Japan is reportedly set to effectively ban government purchases of telecommunications products from China's Huawei and ZTE over fears of intelligence leaks and cyber attacks.
The government is expected to revise its internal rules on procurement as early as Monday, the Yomiuri newspaper reported on Friday.
Japan is unlikely to name the two companies, to avoid aggravating China, but Huawei and ZTE are to be subject to the ban, the report said, citing a government source.
The report follows a decision by the United States this year to ban government purchases of Huawei gear.
US intelligence agencies allege Huawei is linked to China's government and that its equipment could contain "backdoors" for use by spies, although no evidence has been produced publicly and the firm has denied such claims.
In addition, Australia and New Zealand have blocked Huawei from building 5G networks, while Britain's BT Group said on Wednesday it was removing Huawei's equipment from the core of its existing 3G and 4G mobile operations and would not use the Chinese company in central parts of the next network.
This week, Huawei CFO and deputy chair Wanzhou Meng was arrested in Vancouver airport in Canada.
Meng is also the daughter of Huawei founder Ren Zhengfei and is now facing extradition to the United States following a scheduled bail hearing on Friday.
In a statement, Huawei said it has no knowledge of any wrongdoing by Meng.
"The company has been provided very little information regarding the charges, and is not aware of any wrongdoing by Ms Meng.
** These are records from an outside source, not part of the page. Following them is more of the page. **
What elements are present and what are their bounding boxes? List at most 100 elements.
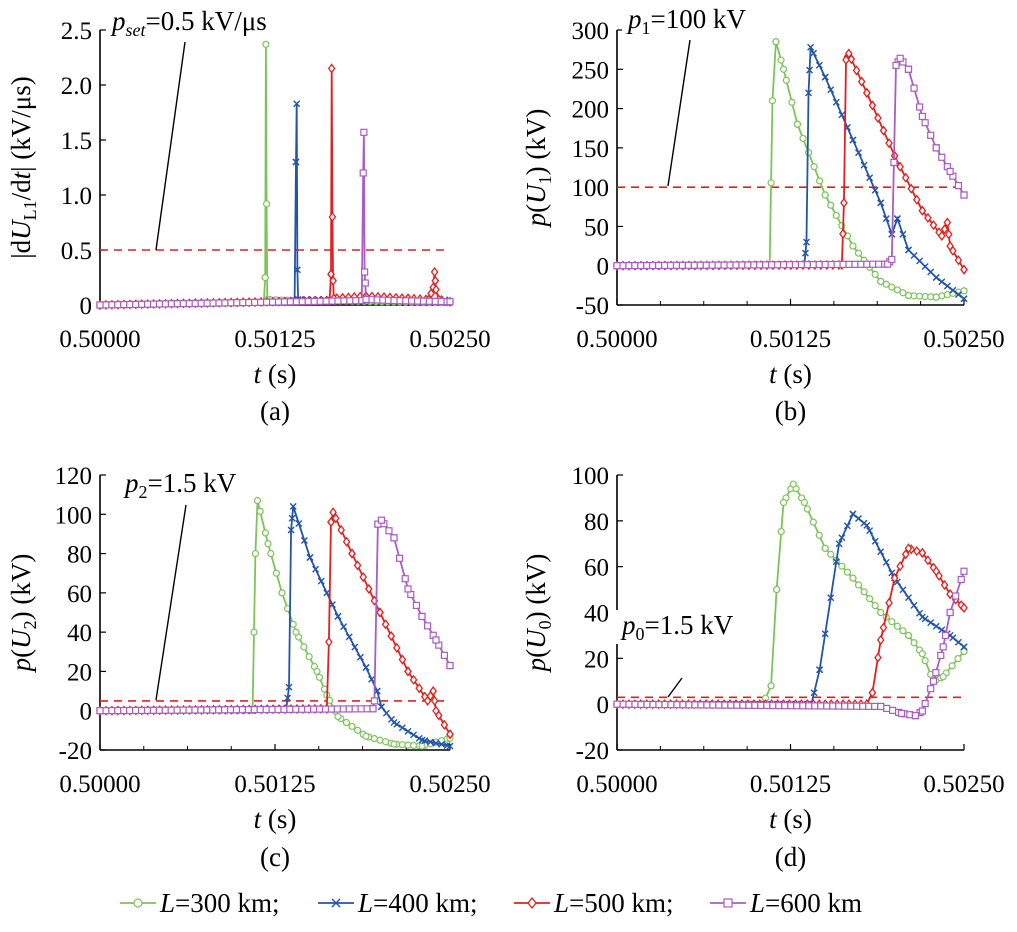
square-marker [827,260,835,269]
square-marker [625,700,633,708]
square-marker [233,299,241,307]
circle-marker [772,38,780,46]
square-marker [803,261,811,269]
x-marker [871,537,879,545]
square-marker [613,700,621,708]
y-axis-label: |dUL1/dt| (kV/μs) [6,76,40,259]
diamond-marker [387,630,396,642]
square-marker [938,153,946,161]
diamond-marker [932,566,941,577]
square-marker [952,592,960,600]
square-marker [232,706,241,714]
square-marker [370,697,378,705]
diamond-marker [327,517,335,528]
square-marker [280,298,289,306]
diamond-marker [430,266,439,278]
square-marker [286,705,294,713]
circle-marker [264,540,272,548]
diamond-marker [912,545,921,557]
square-marker [120,301,128,309]
x-marker [954,290,962,298]
square-marker [239,299,247,307]
square-marker [757,701,765,710]
square-marker [751,701,759,709]
square-marker [361,279,369,287]
x-marker [932,274,940,281]
diamond-marker [440,719,449,730]
x-marker [446,742,454,750]
diamond-marker [918,205,927,216]
square-marker [957,575,965,584]
circle-marker [932,293,940,301]
x-marker [293,266,301,274]
square-marker [363,705,371,713]
panel-caption: (d) [775,842,806,872]
square-marker [649,261,657,270]
x-marker [801,249,809,257]
legend-label: L=300 km; [159,888,280,918]
square-marker [424,622,432,630]
square-marker [446,298,454,306]
y-axis-label: p(U0) (kV) [521,554,555,674]
circle-marker [960,647,968,656]
square-marker [817,702,825,710]
circle-marker [263,200,271,208]
square-marker [744,261,752,269]
y-tick-label: 60 [584,555,609,582]
circle-marker [305,653,313,661]
diamond-marker [329,507,337,518]
square-marker [221,706,229,714]
x-marker [306,554,314,561]
square-marker [667,701,675,709]
diamond-marker [901,172,910,183]
square-marker [226,706,235,714]
square-marker [877,702,885,711]
square-marker [321,705,330,713]
square-marker [126,706,134,715]
square-marker [702,261,710,269]
diamond-marker [423,695,432,706]
square-marker [143,706,152,714]
x-marker [904,594,912,602]
square-marker [108,707,116,715]
x-marker [810,49,818,57]
diamond-marker [364,583,373,595]
square-marker [334,297,342,305]
circle-marker [960,287,968,295]
circle-marker [816,177,824,185]
square-marker [815,260,823,269]
circle-marker [910,639,918,647]
square-marker [643,700,651,709]
square-marker [643,261,651,270]
legend-item: L=400 km; [318,888,478,918]
diamond-marker [868,687,877,698]
series-square [96,516,454,715]
square-marker [750,261,758,269]
x-marker [284,694,292,702]
x-marker [855,515,863,523]
square-marker [322,297,330,305]
x-marker [855,149,863,157]
diamond-marker [912,194,921,205]
x-marker [312,565,320,573]
x-marker [949,286,957,294]
square-marker [666,261,675,270]
series-line [99,518,451,712]
square-marker [637,700,645,708]
x-axis-label: t (s) [254,804,297,834]
square-marker [362,295,370,304]
circle-marker [289,620,297,628]
circle-marker [256,507,264,515]
circle-marker [827,550,835,558]
circle-marker [313,667,321,676]
square-marker [805,702,813,710]
circle-marker [827,201,835,209]
square-marker [631,262,639,270]
square-marker [360,128,368,136]
square-marker [892,61,900,69]
x-marker [921,263,929,270]
square-marker [251,298,259,306]
square-marker [918,112,926,121]
square-marker [244,706,252,714]
x-marker [932,622,940,630]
The company believes the Canadian and US legal systems will ultimately reach a just conclusion," Huawei said.
"Huawei complies with all applicable laws and regulations where it operates, including applicable export control and sanction laws and regulations of the UN, US, and EU."
Canadian Prime Minister Justin Trudeau has denied any involvement in the arrest.
"The appropriate authorities took the decisions in this case without any political involvement or interference," Trudeau told media in Montreal on Thursday.
"We were advised by them with a few days' notice that this was in the works."
NPR is reporting that US national security adviser John Bolton said that he knew of the arrest in advance.
"I knew in advance, but this is something that's, that we get from the Justice Department and these kinds of things happen with some frequency. We certainly don't inform the president on every one of them," Bolton told NPR.
The arrest is said to be concerning Huawei violating US trade sanctions on Iran.
In March 2017, ZTE pleaded guilty to violating US trade sanctions on sales to Iran and agreed to pay up to $1.2 billion in penalties to settle the case.